In my opinion, there was evidence from which the jury could conclude that the defendant could reasonably have anticipated the plaintiff s presence at the time and place in question. I do not read the cases or the Restatement Second as meaning that in a multiunit complex, the presence of a licensee must be anticipated at a precise location or particular time before liability may attach as long as that location is in a common area and at a time the location is accessible to the public. *126In my opinion, the charge was correct and it properly left to the jury the determination of whether the defendant had constructive notice of the plaintiffs presence. Since there was no objection to the charge by the defendant and there was evidence from which the jury could conclude that there was constructive notice of the plaintiffs presence, the verdict should not have been set aside. See Yeske v. Avon Old Farms School, Inc., supra, 203.

The defendant also claims, as an alternate basis for upholding the trial court’s judgment, that the plaintiff cannot recover as a matter of law because the plaintiff did not allege in its complaint that the defendant knew or should reasonably have anticipated the presence of the plaintiff on the day of the accident and at the approximate time and place in question. “The absence of a requisite allegation in a complaint that would have justified the granting of a motion to strike . . . is not a sufficient basis for vacating a judgment unless the pleading defect has resulted in prejudice.” Tedesco v. Stamford, 215 Conn. 450, 457, 576 A.2d 1273 (1990). The defendant does not claim any prejudice and the verdict cured any alleged absence of an essential allegation in the complaint. Id. I would not, therefore, have upheld the trial court’s judgment on this alternate ground.

This case, unlike that of Furstein v. Hill, 218 Conn. 610, 590 A.2d 939 (1991), does not involve a claim by the defendant that there was insufficient evidence from which the jury could conclude that the defendant had constructive knowledge of the dangerous condition. The defendant in the present case does not argue that the charge of the trial court was defective as to this issue.

The relevant text of the charge is as follows: “Here it is undisputed that the defendant had no actual knowledge of the presence of the plaintiff on his property on this particular date and at this particular time; therefore, you could not find that the defendant had actual notice of the plaintiffs presence at the time of the accident. So when you move to the question of whether or not he had constructive notice from other circumstances, other facts, is it reasonable to conclude that the defendant knew of the plaintiffs presence on the property at that time. You must inquire as to whether there were circumstances from which knowledge of the plaintiffs presence could be imputed to the defendant. In other words, you must determine whether or not, short of actual knowledge, whether the plaintiff has established that the defendant could reasonably have anticipated his presence at that time and place in question.

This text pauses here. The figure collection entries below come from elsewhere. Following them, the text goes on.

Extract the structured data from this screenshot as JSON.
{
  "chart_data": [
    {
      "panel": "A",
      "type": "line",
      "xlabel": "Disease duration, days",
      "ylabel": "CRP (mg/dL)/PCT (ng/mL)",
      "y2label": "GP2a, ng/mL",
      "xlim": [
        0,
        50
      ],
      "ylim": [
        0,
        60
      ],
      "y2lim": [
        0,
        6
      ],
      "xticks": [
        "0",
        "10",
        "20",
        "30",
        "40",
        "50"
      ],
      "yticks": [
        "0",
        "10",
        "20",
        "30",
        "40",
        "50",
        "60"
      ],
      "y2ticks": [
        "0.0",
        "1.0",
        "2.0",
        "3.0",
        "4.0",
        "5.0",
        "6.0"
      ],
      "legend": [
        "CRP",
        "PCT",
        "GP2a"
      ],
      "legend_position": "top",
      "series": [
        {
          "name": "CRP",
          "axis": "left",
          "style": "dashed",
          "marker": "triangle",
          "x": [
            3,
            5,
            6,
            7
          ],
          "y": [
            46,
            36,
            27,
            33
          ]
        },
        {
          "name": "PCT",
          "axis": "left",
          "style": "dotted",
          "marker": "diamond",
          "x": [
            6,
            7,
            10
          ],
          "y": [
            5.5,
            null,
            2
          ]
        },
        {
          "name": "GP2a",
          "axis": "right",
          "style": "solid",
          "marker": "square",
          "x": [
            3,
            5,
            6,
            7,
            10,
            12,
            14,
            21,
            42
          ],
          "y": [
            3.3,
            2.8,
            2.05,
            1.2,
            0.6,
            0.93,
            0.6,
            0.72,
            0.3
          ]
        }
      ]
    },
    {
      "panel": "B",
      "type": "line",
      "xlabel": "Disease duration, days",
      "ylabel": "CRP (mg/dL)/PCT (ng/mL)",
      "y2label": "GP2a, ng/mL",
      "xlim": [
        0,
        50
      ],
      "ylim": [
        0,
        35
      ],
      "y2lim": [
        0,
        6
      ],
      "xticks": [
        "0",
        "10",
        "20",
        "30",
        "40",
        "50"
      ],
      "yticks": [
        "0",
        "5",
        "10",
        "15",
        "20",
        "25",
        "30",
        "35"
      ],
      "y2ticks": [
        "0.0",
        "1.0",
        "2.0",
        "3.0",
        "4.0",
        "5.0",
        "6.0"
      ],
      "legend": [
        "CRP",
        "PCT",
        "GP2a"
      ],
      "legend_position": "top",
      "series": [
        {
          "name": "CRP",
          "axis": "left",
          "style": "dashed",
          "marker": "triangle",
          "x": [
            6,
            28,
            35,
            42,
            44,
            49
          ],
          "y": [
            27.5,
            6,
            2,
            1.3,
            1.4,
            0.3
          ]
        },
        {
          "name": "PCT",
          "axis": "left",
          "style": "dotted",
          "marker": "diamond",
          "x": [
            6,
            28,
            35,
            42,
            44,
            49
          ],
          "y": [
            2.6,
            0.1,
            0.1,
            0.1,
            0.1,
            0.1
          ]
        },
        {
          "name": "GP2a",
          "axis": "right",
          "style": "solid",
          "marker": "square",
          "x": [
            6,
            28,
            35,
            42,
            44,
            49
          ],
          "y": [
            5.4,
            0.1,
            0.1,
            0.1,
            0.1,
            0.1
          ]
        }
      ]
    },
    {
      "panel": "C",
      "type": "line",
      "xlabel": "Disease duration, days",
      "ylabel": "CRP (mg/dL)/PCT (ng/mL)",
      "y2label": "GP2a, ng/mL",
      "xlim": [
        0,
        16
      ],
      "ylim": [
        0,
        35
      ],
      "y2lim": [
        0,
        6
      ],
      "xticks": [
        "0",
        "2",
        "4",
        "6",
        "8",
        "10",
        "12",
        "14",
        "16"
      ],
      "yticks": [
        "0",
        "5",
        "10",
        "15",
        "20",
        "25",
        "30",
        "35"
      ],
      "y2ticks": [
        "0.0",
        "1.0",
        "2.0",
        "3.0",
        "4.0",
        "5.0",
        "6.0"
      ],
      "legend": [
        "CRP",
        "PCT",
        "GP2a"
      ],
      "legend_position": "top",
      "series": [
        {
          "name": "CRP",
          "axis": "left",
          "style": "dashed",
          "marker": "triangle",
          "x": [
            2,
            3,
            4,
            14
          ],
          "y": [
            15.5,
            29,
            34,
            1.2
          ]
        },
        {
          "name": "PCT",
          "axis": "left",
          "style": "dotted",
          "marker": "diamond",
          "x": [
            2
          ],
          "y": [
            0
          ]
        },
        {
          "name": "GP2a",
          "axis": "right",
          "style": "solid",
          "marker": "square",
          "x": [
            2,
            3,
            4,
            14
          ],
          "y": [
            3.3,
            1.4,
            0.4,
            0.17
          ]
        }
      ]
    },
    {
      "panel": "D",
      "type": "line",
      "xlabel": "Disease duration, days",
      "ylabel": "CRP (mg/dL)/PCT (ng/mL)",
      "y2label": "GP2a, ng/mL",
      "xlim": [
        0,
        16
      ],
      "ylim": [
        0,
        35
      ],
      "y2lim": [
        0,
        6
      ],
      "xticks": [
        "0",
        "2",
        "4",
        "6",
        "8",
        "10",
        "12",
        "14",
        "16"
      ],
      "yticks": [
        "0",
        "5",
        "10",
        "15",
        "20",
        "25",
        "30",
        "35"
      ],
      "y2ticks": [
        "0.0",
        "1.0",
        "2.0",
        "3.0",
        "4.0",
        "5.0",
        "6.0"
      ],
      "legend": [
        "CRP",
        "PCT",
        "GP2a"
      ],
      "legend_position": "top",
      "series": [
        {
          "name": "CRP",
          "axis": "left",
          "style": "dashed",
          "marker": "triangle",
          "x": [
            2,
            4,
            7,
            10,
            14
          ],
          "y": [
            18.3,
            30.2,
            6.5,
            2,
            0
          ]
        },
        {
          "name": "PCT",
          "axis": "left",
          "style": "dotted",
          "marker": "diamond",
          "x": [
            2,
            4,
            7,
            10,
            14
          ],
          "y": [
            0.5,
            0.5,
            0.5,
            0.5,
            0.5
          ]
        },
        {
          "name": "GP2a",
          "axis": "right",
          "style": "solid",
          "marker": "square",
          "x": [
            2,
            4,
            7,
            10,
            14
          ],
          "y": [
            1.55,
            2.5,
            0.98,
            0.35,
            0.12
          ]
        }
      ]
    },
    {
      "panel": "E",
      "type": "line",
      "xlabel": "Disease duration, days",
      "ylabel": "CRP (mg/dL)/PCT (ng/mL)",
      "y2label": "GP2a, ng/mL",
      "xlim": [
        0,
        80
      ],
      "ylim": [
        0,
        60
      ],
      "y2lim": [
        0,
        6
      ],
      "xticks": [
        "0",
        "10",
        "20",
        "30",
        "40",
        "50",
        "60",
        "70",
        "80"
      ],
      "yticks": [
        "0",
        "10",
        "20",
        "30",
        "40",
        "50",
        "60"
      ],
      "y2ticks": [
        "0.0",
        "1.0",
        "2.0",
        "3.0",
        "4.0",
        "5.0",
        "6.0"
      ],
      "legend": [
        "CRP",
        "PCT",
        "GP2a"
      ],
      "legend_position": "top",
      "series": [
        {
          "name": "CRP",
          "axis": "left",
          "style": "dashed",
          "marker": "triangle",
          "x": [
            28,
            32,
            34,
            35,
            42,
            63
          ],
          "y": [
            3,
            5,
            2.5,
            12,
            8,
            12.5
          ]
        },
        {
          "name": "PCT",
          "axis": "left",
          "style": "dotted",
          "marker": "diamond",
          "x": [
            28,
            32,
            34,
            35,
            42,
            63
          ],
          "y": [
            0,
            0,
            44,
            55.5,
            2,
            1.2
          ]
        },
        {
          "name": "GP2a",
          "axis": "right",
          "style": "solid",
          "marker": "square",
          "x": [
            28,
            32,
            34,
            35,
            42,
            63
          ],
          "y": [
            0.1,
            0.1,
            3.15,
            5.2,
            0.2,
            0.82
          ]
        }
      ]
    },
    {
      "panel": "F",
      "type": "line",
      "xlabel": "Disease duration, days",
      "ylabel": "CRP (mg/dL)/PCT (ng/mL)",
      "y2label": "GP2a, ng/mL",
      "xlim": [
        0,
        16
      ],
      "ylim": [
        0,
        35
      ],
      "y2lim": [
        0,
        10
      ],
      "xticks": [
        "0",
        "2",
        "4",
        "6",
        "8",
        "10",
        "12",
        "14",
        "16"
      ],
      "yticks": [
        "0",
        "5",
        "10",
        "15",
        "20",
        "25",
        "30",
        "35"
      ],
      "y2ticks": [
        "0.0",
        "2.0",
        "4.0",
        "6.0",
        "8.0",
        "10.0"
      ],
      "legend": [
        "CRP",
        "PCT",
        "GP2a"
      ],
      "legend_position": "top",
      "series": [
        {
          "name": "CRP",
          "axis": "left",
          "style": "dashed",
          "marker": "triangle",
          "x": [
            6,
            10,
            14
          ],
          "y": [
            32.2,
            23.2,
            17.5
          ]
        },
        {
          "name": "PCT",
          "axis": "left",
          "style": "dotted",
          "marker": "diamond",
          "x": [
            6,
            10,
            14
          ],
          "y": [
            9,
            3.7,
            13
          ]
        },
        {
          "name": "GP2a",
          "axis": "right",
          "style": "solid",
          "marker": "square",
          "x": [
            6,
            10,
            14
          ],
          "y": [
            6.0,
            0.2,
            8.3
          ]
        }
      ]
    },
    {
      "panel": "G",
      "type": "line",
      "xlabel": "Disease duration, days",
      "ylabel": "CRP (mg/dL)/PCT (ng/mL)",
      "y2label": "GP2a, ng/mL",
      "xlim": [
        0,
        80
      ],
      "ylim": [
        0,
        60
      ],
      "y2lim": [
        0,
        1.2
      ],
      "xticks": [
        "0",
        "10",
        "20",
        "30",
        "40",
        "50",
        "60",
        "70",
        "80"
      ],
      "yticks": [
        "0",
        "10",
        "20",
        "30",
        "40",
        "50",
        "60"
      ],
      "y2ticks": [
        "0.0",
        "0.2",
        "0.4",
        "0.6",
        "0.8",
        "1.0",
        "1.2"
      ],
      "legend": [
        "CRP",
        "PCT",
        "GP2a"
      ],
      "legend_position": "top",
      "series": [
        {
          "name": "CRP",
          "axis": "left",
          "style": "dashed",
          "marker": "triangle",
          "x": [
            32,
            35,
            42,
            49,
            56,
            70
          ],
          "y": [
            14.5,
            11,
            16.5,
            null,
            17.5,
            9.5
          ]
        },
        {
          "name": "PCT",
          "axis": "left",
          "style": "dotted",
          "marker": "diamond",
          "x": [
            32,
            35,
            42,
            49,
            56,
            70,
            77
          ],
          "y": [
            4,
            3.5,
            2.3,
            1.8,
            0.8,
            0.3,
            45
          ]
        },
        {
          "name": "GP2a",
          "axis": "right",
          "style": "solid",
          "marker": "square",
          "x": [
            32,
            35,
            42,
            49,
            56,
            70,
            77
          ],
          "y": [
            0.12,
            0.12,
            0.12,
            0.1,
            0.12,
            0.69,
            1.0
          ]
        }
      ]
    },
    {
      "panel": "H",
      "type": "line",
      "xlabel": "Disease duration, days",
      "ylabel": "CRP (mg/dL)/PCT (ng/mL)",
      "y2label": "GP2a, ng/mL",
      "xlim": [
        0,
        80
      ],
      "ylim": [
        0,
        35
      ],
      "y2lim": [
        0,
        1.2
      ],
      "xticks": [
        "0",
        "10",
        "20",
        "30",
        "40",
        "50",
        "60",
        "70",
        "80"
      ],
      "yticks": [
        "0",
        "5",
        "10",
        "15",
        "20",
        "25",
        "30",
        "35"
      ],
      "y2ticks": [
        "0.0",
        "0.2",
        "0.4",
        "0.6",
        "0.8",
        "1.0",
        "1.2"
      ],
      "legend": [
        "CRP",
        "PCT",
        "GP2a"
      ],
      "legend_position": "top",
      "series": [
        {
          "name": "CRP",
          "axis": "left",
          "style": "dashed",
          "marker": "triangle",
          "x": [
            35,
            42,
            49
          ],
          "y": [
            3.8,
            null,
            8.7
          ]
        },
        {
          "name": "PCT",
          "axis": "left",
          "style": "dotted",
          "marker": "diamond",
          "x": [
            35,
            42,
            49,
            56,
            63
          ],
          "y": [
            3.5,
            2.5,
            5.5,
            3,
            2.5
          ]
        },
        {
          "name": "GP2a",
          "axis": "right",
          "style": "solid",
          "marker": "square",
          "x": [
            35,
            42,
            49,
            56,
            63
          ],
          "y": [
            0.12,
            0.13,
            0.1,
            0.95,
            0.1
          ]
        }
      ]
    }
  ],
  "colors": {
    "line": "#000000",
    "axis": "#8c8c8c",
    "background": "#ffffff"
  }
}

“The presence of a licensee might reasonably be anticipated if, for example, the licensee has previously used his license with reasonable regularity and has come upon the land about the same time of day, same time of day to the same location. For example, the mailman might do so, this coming upon the property becomes reasonably predictable. I think there has been some testimony here from the police sergeant that he had but heard of police officers responding to this property in the past for domestic disputes and, I think, vandalism. He may also have heard some testimony from Mr. Thibodeau about his conclusion that—I don’t know as he had any direct *121knowledge, but he observed that he thought that police had perhaps been to this property on occasions in the past at various parts of the property, but again, as I say, it is your recollection that controls on that point. And so that if the coming upon the property of these individuals becomes reasonably predictable, and where the presence of the licensee at the approximate time and place of injury reasonably could and should be anticipated by the licensor, this should be regarded as the equivalent of actual knowledge of his presence.”